When Michael Burry returned to the public eye last month, the response was not just a market ripple but a full-blown social media wave. Famed for his prescient bet against the market before the 2008 crash (which was made into a movie, The Big Short), Burry now has his sights set on the heart of the AI boom: NVIDIA, Palantir Technologies, and pretty much all of our hyper-growth narrative that is tied to artificial intelligence. And for a hefty slice of the internet — from finance nerds to meme culture enthusiasts — it is strangely gratifying.
It all began in October when the famed contrarian resumed posting on X after years of silence. He delivered a blunt message: “At times, we see bubbles. Sometimes, there is something to do about it.” Just that line set off the chatter. Days later, documents showed that his hedge fund, Scion Asset Management, held bearish put options worth roughly $1.1 billion on NVIDIA and Palantir. The timing was blunt: the stocks were high-flying, AI enthusiasm was rising, and Burry was taking a stand against it.
On social platforms, the response was a mix of awe and amusement. One viral post read “Michael Burry right now” above a vintage meme of Michael Burry calmly standing amid bedlam. Another user celebrated the slide in Palantir's shares (down 25 percent since early November), adding, “Short seller season is open.” Of course, not everyone cheered. The CEO of Palantir, Alex Karp, labeled the wagers “bats-t crazy,” saying Burry is ignoring the transformative capacity of AI and targeting companies that were “actually helping people.”
But why has the internet devoted so much attention to it? There are a few layers. For one, Burry has returned in a big way — emerging from years of silence with a contrarian thesis just as excitement about AI reached its fever pitch. That is drama built in, as it were. Second, his critique isn’t vague. He’s focused on something more specific: hardware depreciation, “give-and-take” deals among AI companies, and what he calls “artificially inflated” earnings. In other words, he’s gambling that the A.I. phenomenon is propped up by flimsier infrastructure than its hype would have you believe. Third, the narrative lines into a more general investor anxiety: valuations are stratospheric, competitive dynamics are intense, hardware cycles are compressing, and many wonder whether we have already overcooked the AI story. (Burry himself is the kind of nihilist or pessimist who thinks other people really don’t.) Burry’s act is to lend doubt a voice — and the internet loves a skeptic in a moment of excess.

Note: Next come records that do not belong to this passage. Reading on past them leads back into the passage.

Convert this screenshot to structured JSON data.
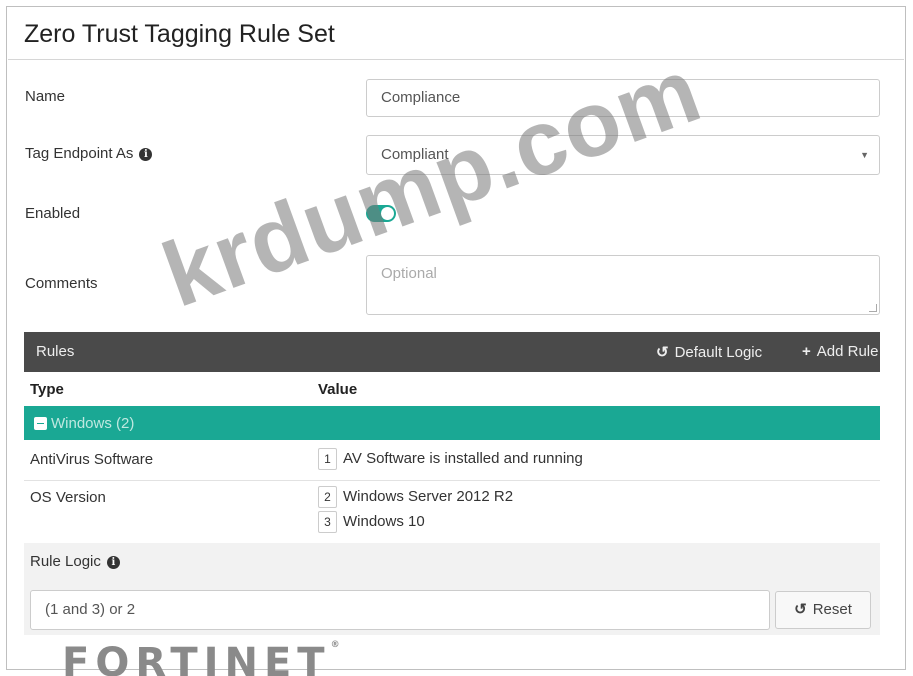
{
  "page": {
    "title": "Zero Trust Tagging Rule Set"
  },
  "form": {
    "name_label": "Name",
    "name_value": "Compliance",
    "tag_label": "Tag Endpoint As",
    "tag_value": "Compliant",
    "enabled_label": "Enabled",
    "enabled": true,
    "comments_label": "Comments",
    "comments_placeholder": "Optional"
  },
  "rules": {
    "title": "Rules",
    "default_logic_label": "Default Logic",
    "add_rule_label": "Add Rule",
    "columns": [
      "Type",
      "Value"
    ],
    "group": {
      "label": "Windows (2)"
    },
    "rows": [
      {
        "type": "AntiVirus Software",
        "values": [
          {
            "num": "1",
            "text": "AV Software is installed and running"
          }
        ]
      },
      {
        "type": "OS Version",
        "values": [
          {
            "num": "2",
            "text": "Windows Server 2012 R2"
          },
          {
            "num": "3",
            "text": "Windows 10"
          }
        ]
      }
    ]
  },
  "logic": {
    "label": "Rule Logic",
    "value": "(1 and 3) or 2",
    "reset_label": "Reset"
  },
  "watermark": "krdump.com",
  "logo": "FORTINET",
  "colors": {
    "accent": "#1aa894",
    "bar": "#4a4a4a"
  }
}
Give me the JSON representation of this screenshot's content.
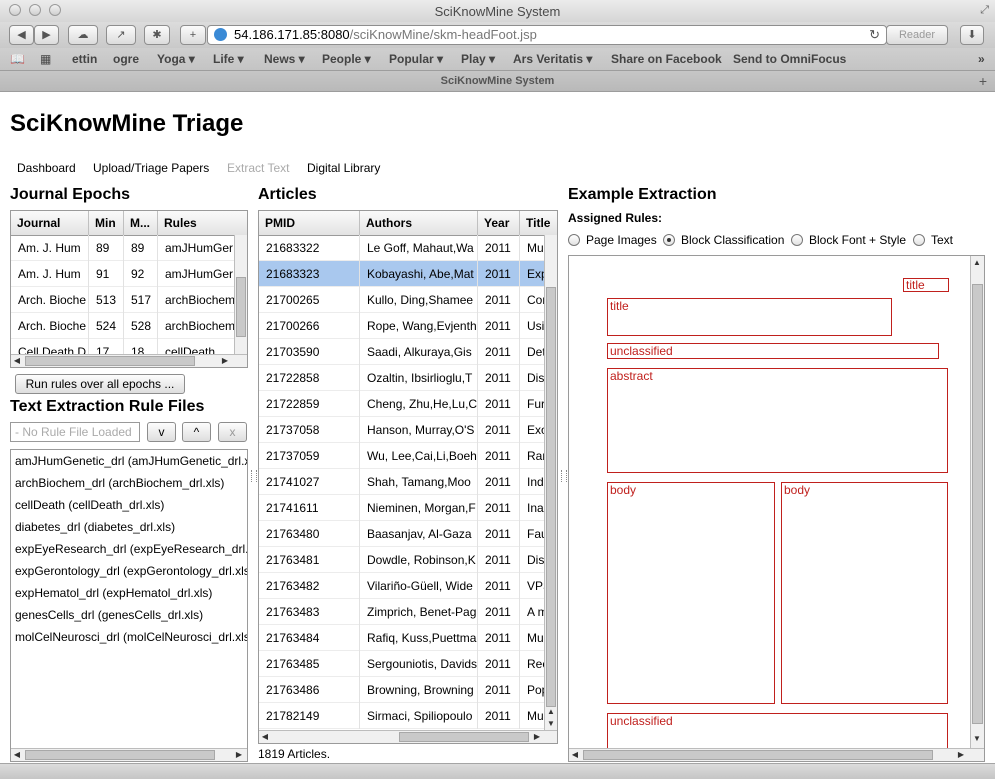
{
  "window": {
    "title": "SciKnowMine System"
  },
  "browser": {
    "url_host": "54.186.171.85:8080",
    "url_path": "/sciKnowMine/skm-headFoot.jsp",
    "reader_label": "Reader",
    "tab_title": "SciKnowMine System"
  },
  "bookmarks": [
    {
      "label": "ettin"
    },
    {
      "label": "ogre"
    },
    {
      "label": "Yoga ▾"
    },
    {
      "label": "Life ▾"
    },
    {
      "label": "News ▾"
    },
    {
      "label": "People ▾"
    },
    {
      "label": "Popular ▾"
    },
    {
      "label": "Play ▾"
    },
    {
      "label": "Ars Veritatis ▾"
    },
    {
      "label": "Share on Facebook"
    },
    {
      "label": "Send to OmniFocus"
    }
  ],
  "app": {
    "title": "SciKnowMine Triage"
  },
  "nav": [
    {
      "label": "Dashboard"
    },
    {
      "label": "Upload/Triage Papers"
    },
    {
      "label": "Extract Text"
    },
    {
      "label": "Digital Library"
    }
  ],
  "epochs": {
    "heading": "Journal Epochs",
    "columns": [
      "Journal",
      "Min",
      "M...",
      "Rules"
    ],
    "rows": [
      [
        "Am. J. Hum",
        "89",
        "89",
        "amJHumGer"
      ],
      [
        "Am. J. Hum",
        "91",
        "92",
        "amJHumGer"
      ],
      [
        "Arch. Bioche",
        "513",
        "517",
        "archBiochem"
      ],
      [
        "Arch. Bioche",
        "524",
        "528",
        "archBiochem"
      ],
      [
        "Cell Death D",
        "17",
        "18",
        "cellDeath"
      ]
    ],
    "run_button": "Run rules over all epochs ..."
  },
  "rule_files": {
    "heading": "Text Extraction Rule Files",
    "placeholder": "- No Rule File Loaded -",
    "down_button": "v",
    "up_button": "^",
    "remove_button": "x",
    "items": [
      "amJHumGenetic_drl (amJHumGenetic_drl.xls)",
      "archBiochem_drl (archBiochem_drl.xls)",
      "cellDeath (cellDeath_drl.xls)",
      "diabetes_drl (diabetes_drl.xls)",
      "expEyeResearch_drl (expEyeResearch_drl.xls)",
      "expGerontology_drl (expGerontology_drl.xls)",
      "expHematol_drl (expHematol_drl.xls)",
      "genesCells_drl (genesCells_drl.xls)",
      "molCelNeurosci_drl (molCelNeurosci_drl.xls)"
    ]
  },
  "articles": {
    "heading": "Articles",
    "columns": [
      "PMID",
      "Authors",
      "Year",
      "Title"
    ],
    "rows": [
      [
        "21683322",
        "Le Goff, Mahaut,Wa",
        "2011",
        "Mu"
      ],
      [
        "21683323",
        "Kobayashi, Abe,Mat",
        "2011",
        "Exp"
      ],
      [
        "21700265",
        "Kullo, Ding,Shamee",
        "2011",
        "Con"
      ],
      [
        "21700266",
        "Rope, Wang,Evjenth",
        "2011",
        "Usi"
      ],
      [
        "21703590",
        "Saadi, Alkuraya,Gis",
        "2011",
        "Det"
      ],
      [
        "21722858",
        "Ozaltin, Ibsirlioglu,T",
        "2011",
        "Dis"
      ],
      [
        "21722859",
        "Cheng, Zhu,He,Lu,C",
        "2011",
        "Fur"
      ],
      [
        "21737058",
        "Hanson, Murray,O'S",
        "2011",
        "Exo"
      ],
      [
        "21737059",
        "Wu, Lee,Cai,Li,Boeh",
        "2011",
        "Rar"
      ],
      [
        "21741027",
        "Shah, Tamang,Moo",
        "2011",
        "Ind"
      ],
      [
        "21741611",
        "Nieminen, Morgan,F",
        "2011",
        "Ina"
      ],
      [
        "21763480",
        "Baasanjav, Al-Gaza",
        "2011",
        "Fau"
      ],
      [
        "21763481",
        "Dowdle, Robinson,K",
        "2011",
        "Dis"
      ],
      [
        "21763482",
        "Vilariño-Güell, Wide",
        "2011",
        "VPS"
      ],
      [
        "21763483",
        "Zimprich, Benet-Pag",
        "2011",
        "A m"
      ],
      [
        "21763484",
        "Rafiq, Kuss,Puettma",
        "2011",
        "Mu"
      ],
      [
        "21763485",
        "Sergouniotis, Davids",
        "2011",
        "Rec"
      ],
      [
        "21763486",
        "Browning, Browning",
        "2011",
        "Pop"
      ],
      [
        "21782149",
        "Sirmaci, Spiliopoulo",
        "2011",
        "Mu"
      ]
    ],
    "selected_index": 1,
    "count_label": "1819 Articles."
  },
  "extraction": {
    "heading": "Example Extraction",
    "assigned_label": "Assigned Rules:",
    "options": [
      {
        "label": "Page Images",
        "checked": false
      },
      {
        "label": "Block Classification",
        "checked": true
      },
      {
        "label": "Block Font + Style",
        "checked": false
      },
      {
        "label": "Text",
        "checked": false
      }
    ],
    "blocks": [
      "title",
      "title",
      "unclassified",
      "abstract",
      "body",
      "body",
      "unclassified"
    ],
    "block_color": "#c0201d"
  },
  "colors": {
    "selection": "#a9c8ee"
  }
}
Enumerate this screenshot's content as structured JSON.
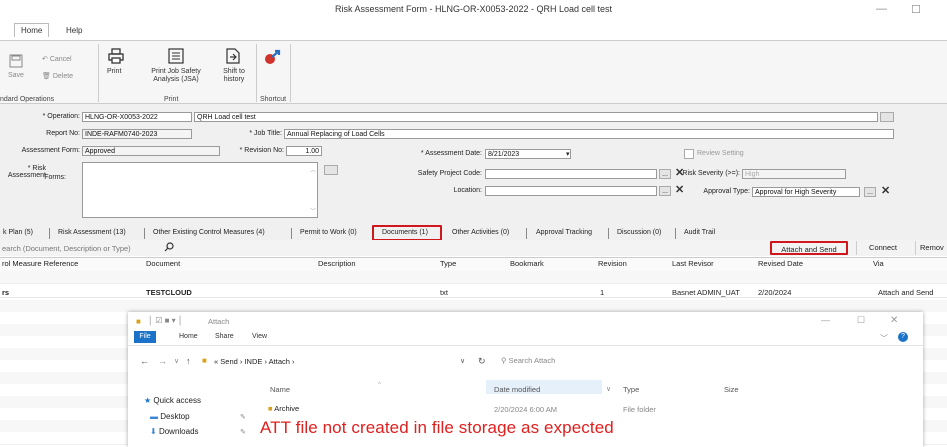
{
  "window": {
    "title": "Risk Assessment Form - HLNG-OR-X0053-2022 - QRH Load cell test"
  },
  "ribbon": {
    "tabs": [
      "Home",
      "Help"
    ],
    "save": "Save",
    "cancel": "Cancel",
    "delete": "Delete",
    "print": "Print",
    "print_jsa_l1": "Print Job Safety",
    "print_jsa_l2": "Analysis (JSA)",
    "shift_l1": "Shift to",
    "shift_l2": "history",
    "groups": [
      "ndard Operations",
      "Print",
      "Shortcut"
    ]
  },
  "form": {
    "operation_label": "* Operation:",
    "operation_value": "HLNG-OR-X0053-2022",
    "operation_name": "QRH Load cell test",
    "report_label": "Report No:",
    "report_value": "INDE-RAFM0740-2023",
    "job_title_label": "* Job Title:",
    "job_title_value": "Annual Replacing of Load Cells",
    "assess_form_label": "Assessment Form:",
    "assess_form_value": "Approved",
    "revision_label": "* Revision No:",
    "revision_value": "1.00",
    "assess_date_label": "* Assessment Date:",
    "assess_date_value": "8/21/2023",
    "review_setting": "Review Setting",
    "risk_forms_l1": "* Risk Assessment",
    "risk_forms_l2": "Forms:",
    "safety_code_label": "Safety Project Code:",
    "location_label": "Location:",
    "risk_severity_label": "Risk Severity (>=):",
    "risk_severity_value": "High",
    "approval_type_label": "Approval Type:",
    "approval_type_value": "Approval for High Severity",
    "ellipsis": "...",
    "x": "✕"
  },
  "tabs": [
    "k Plan (5)",
    "Risk Assessment (13)",
    "Other Existing Control Measures (4)",
    "Permit to Work (0)",
    "Documents (1)",
    "Other Activities (0)",
    "Approval Tracking",
    "Discussion (0)",
    "Audit Trail"
  ],
  "toolbar": {
    "search_placeholder": "earch (Document, Description or Type)",
    "attach_send": "Attach and Send",
    "connect": "Connect",
    "remove": "Remov"
  },
  "grid": {
    "headers": [
      "rol Measure Reference",
      "Document",
      "Description",
      "Type",
      "Bookmark",
      "Revision",
      "Last Revisor",
      "Revised Date",
      "Via"
    ],
    "row": {
      "ref": "rs",
      "document": "TESTCLOUD",
      "type": "txt",
      "revision": "1",
      "revisor": "Basnet ADMIN_UAT",
      "date": "2/20/2024",
      "via": "Attach and Send"
    }
  },
  "explorer": {
    "title": "Attach",
    "tabs": [
      "File",
      "Home",
      "Share",
      "View"
    ],
    "path": [
      "Send",
      "INDE",
      "Attach"
    ],
    "search": "Search Attach",
    "columns": [
      "Name",
      "Date modified",
      "Type",
      "Size"
    ],
    "nav": [
      "Quick access",
      "Desktop",
      "Downloads"
    ],
    "item": {
      "name": "Archive",
      "date": "2/20/2024 6:00 AM",
      "type": "File folder"
    }
  },
  "annotation": "ATT file not created in file storage as expected"
}
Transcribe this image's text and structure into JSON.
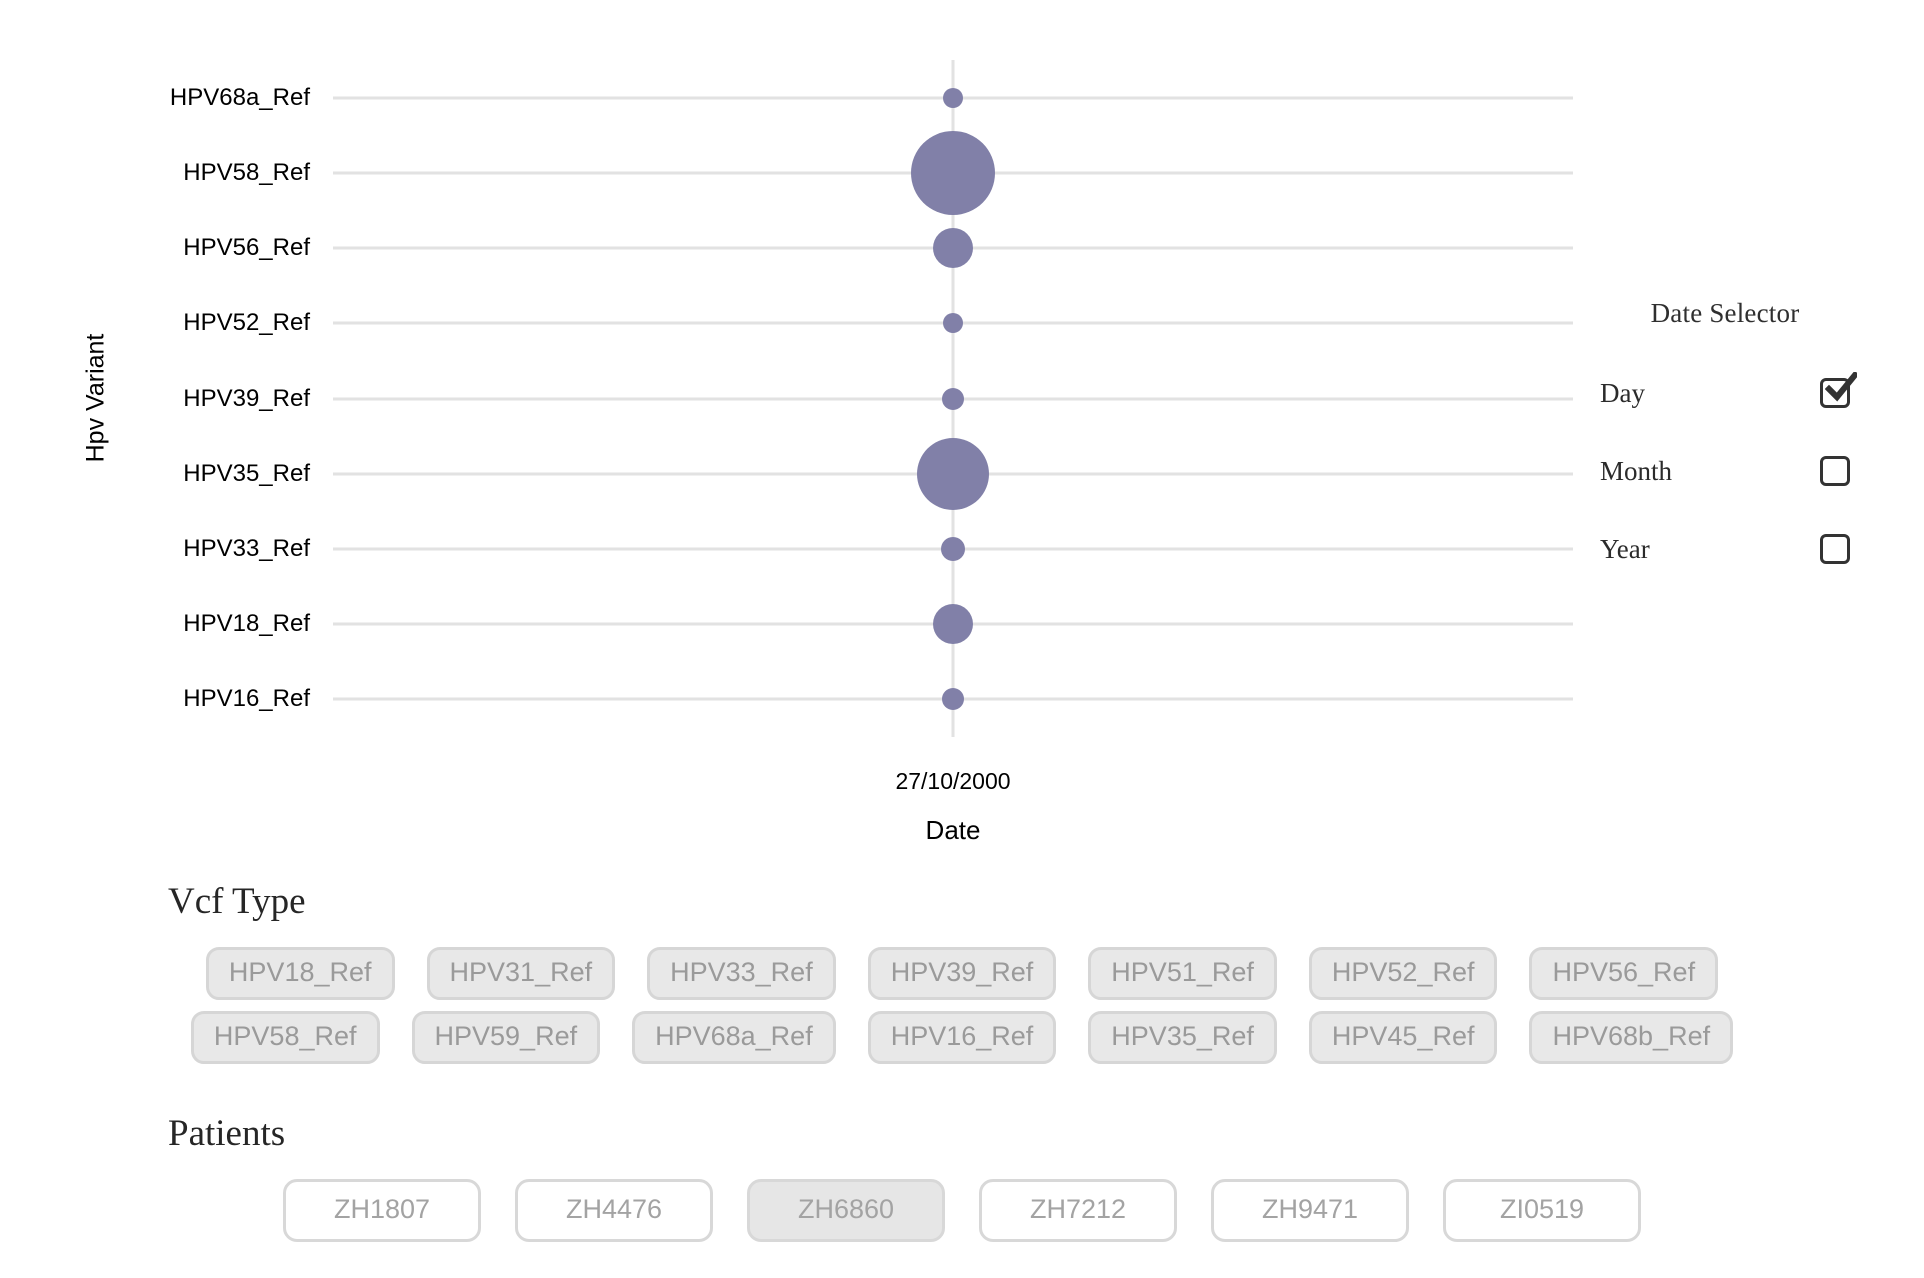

For all the bluster, his timing and approach are a gamble. NVIDIA just delivered blowout earnings in the most recent quarter, and its management sees AI infrastructure that could be worth multi-trillion dollars by 2030. If that comes to pass, Burry’s wager may end up being less a prescient investment than an early headline-grabber. But online, that danger only ramps up the show: it’s less about whether he gets it right at this particular moment and more about the drama of someone willing to bet against the dominant narrative.
Other market watchers warn that Burry is not the only one raising alarm bells — others have voiced concerns about hardware lifecycles, inflation in capex, supply-chain tensions, and component shortages. But there’s one thing different about Burry’s return: It’s not just a run-of-the-mill spook; it’s a historic investor taking a big swing at the market with millions of social media watchers watching. It’s that overlap of Big Finance and meme culture that explains why this story is resonating wildly, not only on trading forums but also in threads, subreddits, and TikTok videos.
There are two lessons here for readers and investors. One: popular narratives — tech in particular, but also others — don’t go unchallenged (forever). When someone with Burry’s record sounds the bubble alarm, you have to step back and reconsider. Two: the market is always as much about psychology as it is about fundamentals. Regardless of whether Burry’s thesis is correct or not, the fact that it’s gaining traction says something about sentiment. If enough investors start to think that the assumptions about infrastructure or earnings are wrong, the market can move — even if the businesses themselves remain powerful.
The internet’s not merely watching as Michael Burry bets against the AI trade — it’s cheering, jeering, analyzing, and, with algorithms running amok amid GameStop gets, he has made a cultural spectacle of it. His brief crusade against NVIDIA and the AI behemoths is not only financial news; it’s a meme, a sideshow, an exclamation point in confounding market times. Whether he’s right or wrong, he can still make jaws drop, and the simple fact that we’re now watching him play is enough to keep everyone watching.